Friday, March 16, 2007

N.Ram asks WB Governor to shutup

Lessons from Nandigram

Nobody takes seriously the call of the Trinamool Congress for the dismissal of the Left Front Government.

N.Ram is passing a judgment on Trinamool. This is not the first time he dismissed Trinamool or called Mamta a terrorist for opposing CPI(M). But he reserves his best for the Governor.

More disconcertingly, a usually sagacious Governor, Gopalkrishna Gandhi, stepped out of line in publicly airing his philosophical and tactical differences with the State government while expressing high-minded anguish over the Nandigram deaths. Under the Indian Constitution, it is surely not the job of a Governor to offer public judgments on how an elected government should have handled a tricky situation.

He asks the Governor to shutup and not pass public judgment on CPI(M) actions. Wonderful party loyalty by N.Ram. For a better perspective on the Nandigram pogrom read this article:

Narad among the Narodniks

He raises valid points:
1. In which State does a PWD convoy travel with a 4,000-strong police escort to repair roads?
2. Nandigram was not threatening to secede; heavens would not have fallen if the "road repair" mission had been delayed till tempers cooled.
3. So what was the big hurry? It was simply this: The CPI(M)'s writ had been challenged in an area that was traditionally its electoral bastion. The dissidents had to be taught a lesson and the Party's control had to be both re-established and seen to be re-established.
4. the initial provocation on Wednesday did not come from the "enemy". It arrived when the State administration marched in 4,000 policemen on a "road repair" expedition.

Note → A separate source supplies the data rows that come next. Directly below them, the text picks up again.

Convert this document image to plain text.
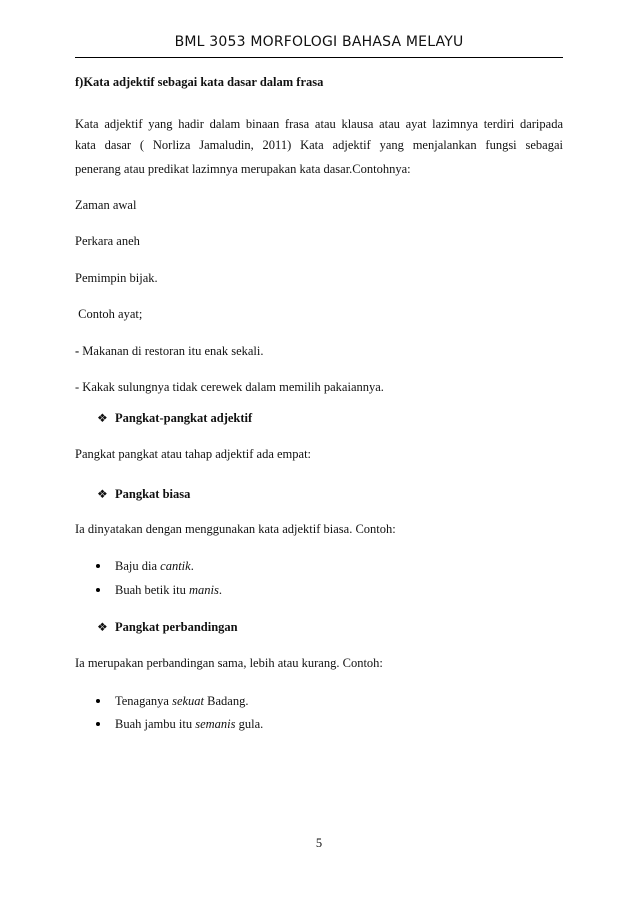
BML 3053 MORFOLOGI BAHASA MELAYU
f)Kata adjektif sebagai kata dasar dalam frasa
Kata adjektif yang hadir dalam binaan frasa atau klausa atau ayat lazimnya terdiri daripada
kata dasar ( Norliza Jamaludin, 2011) Kata adjektif yang menjalankan fungsi sebagai
penerang atau predikat lazimnya merupakan kata dasar.Contohnya:
Zaman awal
Perkara aneh
Pemimpin bijak.
Contoh ayat;
- Makanan di restoran itu enak sekali.
- Kakak sulungnya tidak cerewek dalam memilih pakaiannya.
❖ Pangkat-pangkat adjektif
Pangkat pangkat atau tahap adjektif ada empat:
❖ Pangkat biasa
Ia dinyatakan dengan menggunakan kata adjektif biasa. Contoh:
Baju dia cantik.
Buah betik itu manis.
❖ Pangkat perbandingan
Ia merupakan perbandingan sama, lebih atau kurang. Contoh:
Tenaganya sekuat Badang.
Buah jambu itu semanis gula.
5
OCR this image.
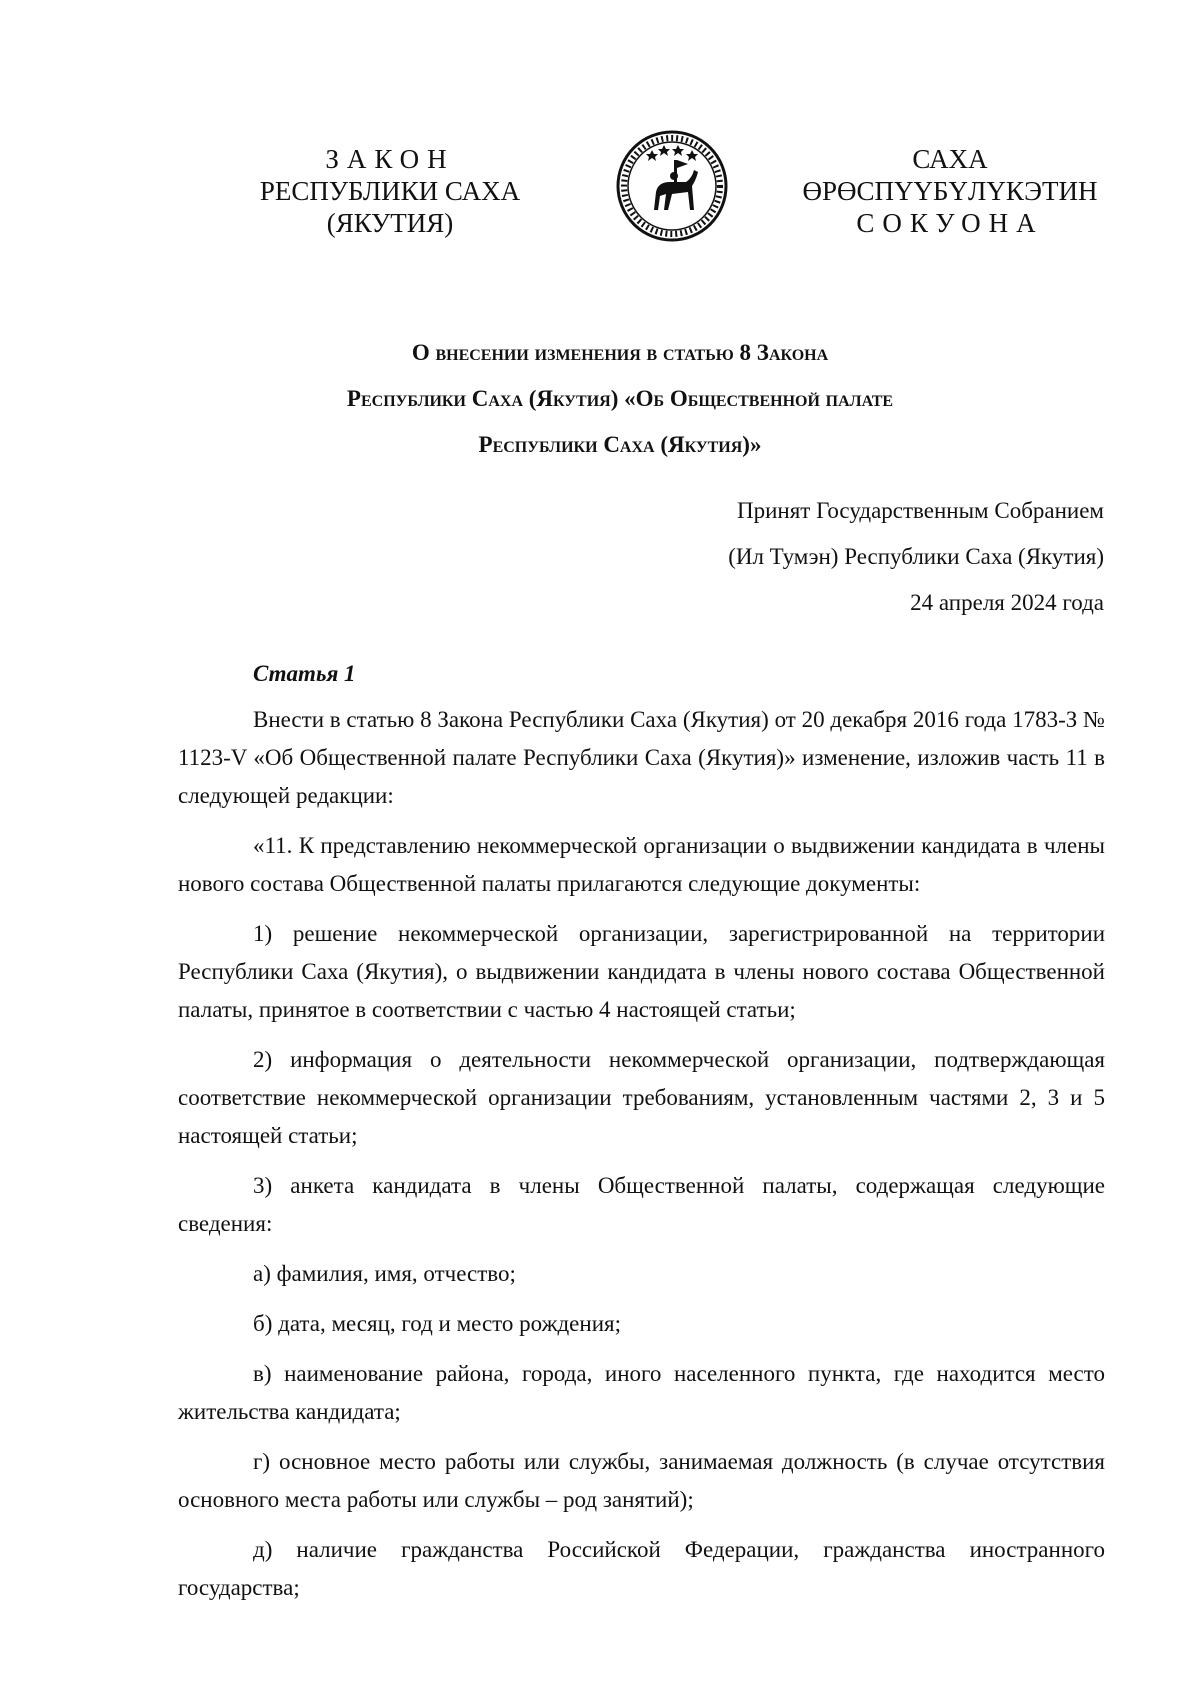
ЗАКОН
РЕСПУБЛИКИ САХА (ЯКУТИЯ)
САХА ӨРӨСПҮҮБҮЛҮКЭТИН
СОКУОНА
О внесении изменения в статью 8 Закона
Республики Саха (Якутия) «Об Общественной палате
Республики Саха (Якутия)»
Принят Государственным Собранием
(Ил Тумэн) Республики Саха (Якутия)
24 апреля 2024 года
Статья 1

Внести в статью 8 Закона Республики Саха (Якутия) от 20 декабря 2016 года 1783-З № 1123-V «Об Общественной палате Республики Саха (Якутия)» изменение, изложив часть 11 в следующей редакции:

«11. К представлению некоммерческой организации о выдвижении кандидата в члены нового состава Общественной палаты прилагаются следующие документы:

1) решение некоммерческой организации, зарегистрированной на территории Республики Саха (Якутия), о выдвижении кандидата в члены нового состава Общественной палаты, принятое в соответствии с частью 4 настоящей статьи;

2) информация о деятельности некоммерческой организации, подтверждающая соответствие некоммерческой организации требованиям, установленным частями 2, 3 и 5 настоящей статьи;

3) анкета кандидата в члены Общественной палаты, содержащая следующие сведения:

а) фамилия, имя, отчество;

б) дата, месяц, год и место рождения;

в) наименование района, города, иного населенного пункта, где находится место жительства кандидата;

г) основное место работы или службы, занимаемая должность (в случае отсутствия основного места работы или службы – род занятий);

д) наличие гражданства Российской Федерации, гражданства иностранного государства;
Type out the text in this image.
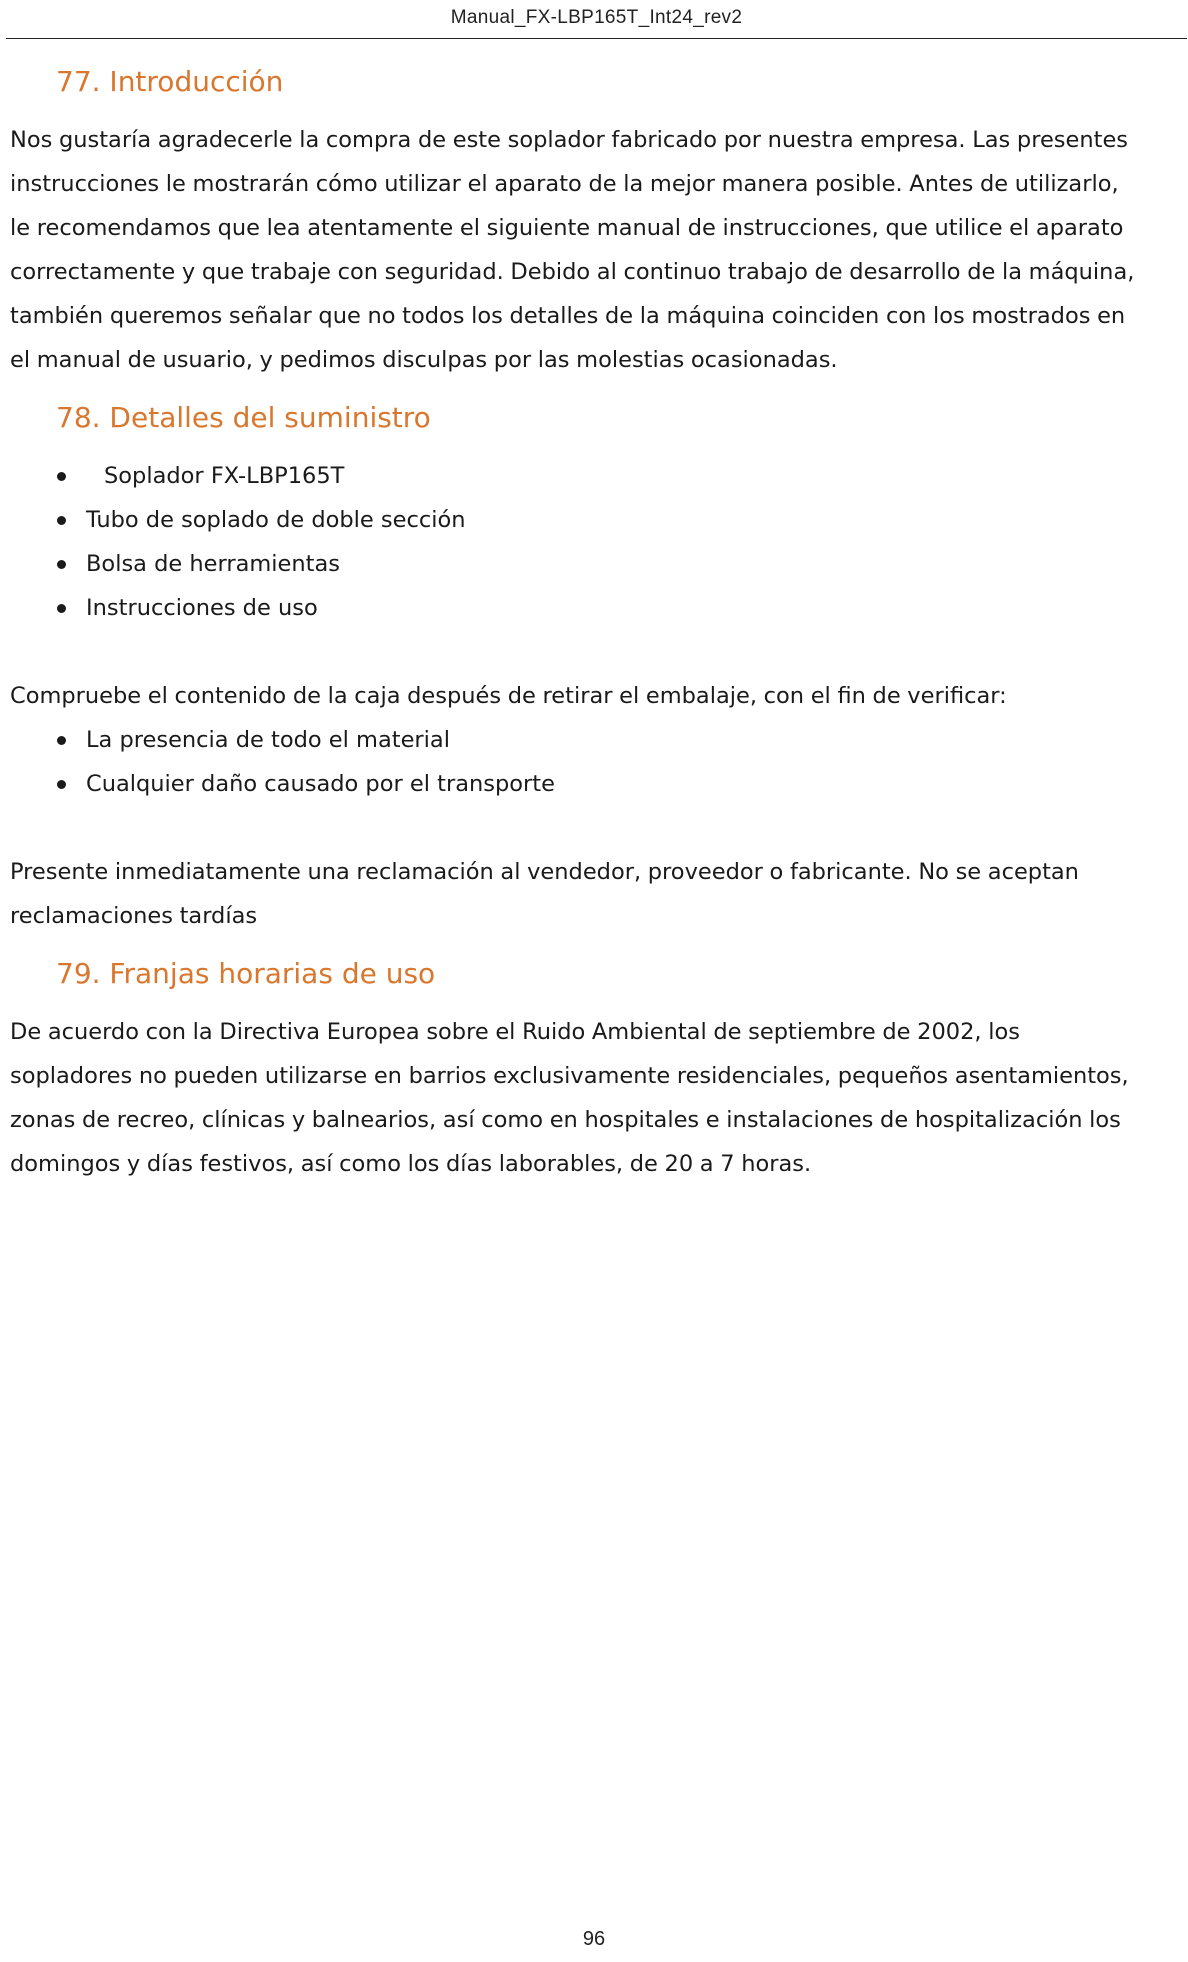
Manual_FX-LBP165T_Int24_rev2
77. Introducción

Nos gustaría agradecerle la compra de este soplador fabricado por nuestra empresa. Las presentes

instrucciones le mostrarán cómo utilizar el aparato de la mejor manera posible. Antes de utilizarlo,

le recomendamos que lea atentamente el siguiente manual de instrucciones, que utilice el aparato

correctamente y que trabaje con seguridad. Debido al continuo trabajo de desarrollo de la máquina,

también queremos señalar que no todos los detalles de la máquina coinciden con los mostrados en

el manual de usuario, y pedimos disculpas por las molestias ocasionadas.

78. Detalles del suministro
Soplador FX-LBP165T
Tubo de soplado de doble sección
Bolsa de herramientas
Instrucciones de uso

Compruebe el contenido de la caja después de retirar el embalaje, con el fin de verificar:

La presencia de todo el material
Cualquier daño causado por el transporte

Presente inmediatamente una reclamación al vendedor, proveedor o fabricante. No se aceptan

reclamaciones tardías

79. Franjas horarias de uso

De acuerdo con la Directiva Europea sobre el Ruido Ambiental de septiembre de 2002, los

sopladores no pueden utilizarse en barrios exclusivamente residenciales, pequeños asentamientos,

zonas de recreo, clínicas y balnearios, así como en hospitales e instalaciones de hospitalización los

domingos y días festivos, así como los días laborables, de 20 a 7 horas.

96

Ashok Mallik's sounds more like an editorial that educates its readers of the facts.

All you dear readers of The Chindu, dont you think you deserve a more balanced presentation than the one penned by N.Ram - asking everyone to just ignore Mamta, and the Governor to shutup.


Anonymous said...

"Under the Indian Constitution, it is surely not the job of a Governor to offer public judgments on how an elected government should have handled a tricky situation", thunders comrade Chindu. Now, does this profound wisdom apply equally to all elected govts.? Specifically, to the elected govt. in Gujarat?! Tricky situations are not lacking in Gujarat either and Narendra Modi commands popular support, (much to the discomfiture of our comrades and assorted human rights wallahs).

Anonymous said...

Of course, this is not the first instance Chindu offers unsolicited advice to "Constitutional authorities". Folks will remember the lengthy sermons dished out by comrade Chindu in the aftermath of the last Assembly (in TN) and parliamentary elections two years ago. Before the results were out, Chindu was afraid there might be a hung assembly and hung parliament, and in order to make sure that the ADMK and the "communal elements" didn't return to power, Chindu wrote pontificating editorilas under the tiltes, "What the President should do", "What the Governor should do" etc. It is an altogether different point that subsequently Chindu mysteriously stopped all its criticisms of the local Amma.

Rama Mohan said...

My feeling that we are living same as before independence days. We are electing the leaders. But the leaders acting like British. There is any thing difference between the British police and Indian? My feeling is we are living in democratic country. But our Governments ignoring the democratic policies.